Sytuacja posiadaczy obligacji korporacyjnych w czasach epidemii

Ostatnimi czasy napisano już wiele, o tym w jaki sposób epidemia koronawirusa wpływa na gospodarkę, w tym na rynek kapitałowy

Wpływ wirusa na działalność przedsiębiorców obrazuje również sytuacja na światowych giełdach, a problemy płynnościowo – finansowe dotknęły bądź też w niedługim czasie dotkną niemalże każdego przedsiębiorcę, z których część, w celu zdobycia finansowania zewnętrznego wyemitowała obligacje. Problemy te przełożą się również na obsługę zadłużenia, w tym wypłatę należnych odsetek bądź też dokonanie wykupu obligacji przez emitenta. Wskazać należy, iż do końca czerwca bieżącego roku zapadają obligacje na kwotę ponad 7 miliardów złotych. Może dojść zatem do sytuacji, w której dług zostanie postawiony w stan wymagalności i obligatariusze będą mogli rozpocząć proces dochodzenia należności od emitenta.

Kluczowa jednak pozostaje kwestia zapoznania się obligatariusza z warunkami emisji obligacji – bowiem to z tego dokumentu, dla konkretnej serii obligacji wyemitowanej przez emitenta – wynikają wprost jego prawa jako obligatariusza oraz zdarzenia prawne, od których uzależnione jest postawienie długu w stan wymagalności. Prócz możliwości dochodzenia swoich wierzytelności, należy również mieć na uwadze ryzyko niewypłacalności emitenta spowodowanej aktualną sytuacją epidemiologiczną. Ważne jest również aby nie zwlekać z podjęciem działań celem odzyskania środków.

Duże znaczenie będzie miało to w jaki sposób obligacje te zostały zabezpieczone – czy zabezpieczenie ustanowiono na majątku emitenta. Katalog zabezpieczeń określony jest w warunkach emisji obligacji. Im większa liczba, skutecznie ustanowionych zabezpieczeń, tym szansa na odzyskanie zainwestowanych środków jest większa.
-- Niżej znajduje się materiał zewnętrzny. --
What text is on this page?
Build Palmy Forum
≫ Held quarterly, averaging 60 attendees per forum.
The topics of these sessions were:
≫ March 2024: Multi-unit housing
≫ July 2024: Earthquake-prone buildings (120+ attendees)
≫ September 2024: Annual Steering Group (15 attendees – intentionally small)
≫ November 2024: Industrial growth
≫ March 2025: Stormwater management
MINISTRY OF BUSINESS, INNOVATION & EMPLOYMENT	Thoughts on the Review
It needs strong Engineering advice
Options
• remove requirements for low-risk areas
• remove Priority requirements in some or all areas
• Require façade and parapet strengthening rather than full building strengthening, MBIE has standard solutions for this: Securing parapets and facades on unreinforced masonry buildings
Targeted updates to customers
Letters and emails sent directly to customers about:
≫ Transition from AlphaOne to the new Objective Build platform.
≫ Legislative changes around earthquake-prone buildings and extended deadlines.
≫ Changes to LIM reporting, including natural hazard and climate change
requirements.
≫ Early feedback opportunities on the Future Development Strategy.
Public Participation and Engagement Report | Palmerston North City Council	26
Jednak jak już wspomniano powyżej dochodzenie praw z obligacji może utrudnić sytuacja epidemiologiczna. Z uwagi na to, iż sądy powszechne pracują teraz w ograniczonym zakresie – sytuacja ta w większości sądów w Polsce ma potrwać do końca kwietnia tego roku, lecz nie wiadomo czy stan ten nie zostanie rozciągnięty w czasie na kolejne tygodnie – podjęcie działań na etapie sądowym wydłuży czas dochodzenia należności.

Może również dojść do sytuacji, w której emitent z uwagi na zaistniałą sytuacje gospodarczą zaproponuje zrolowanie zadłużenia czyli zamianę posiadanego zadłużenia na nowe bądź też zmianę warunków emisji obligacji poprzez przesunięcie terminów zapłaty należności wynikających z obligacji.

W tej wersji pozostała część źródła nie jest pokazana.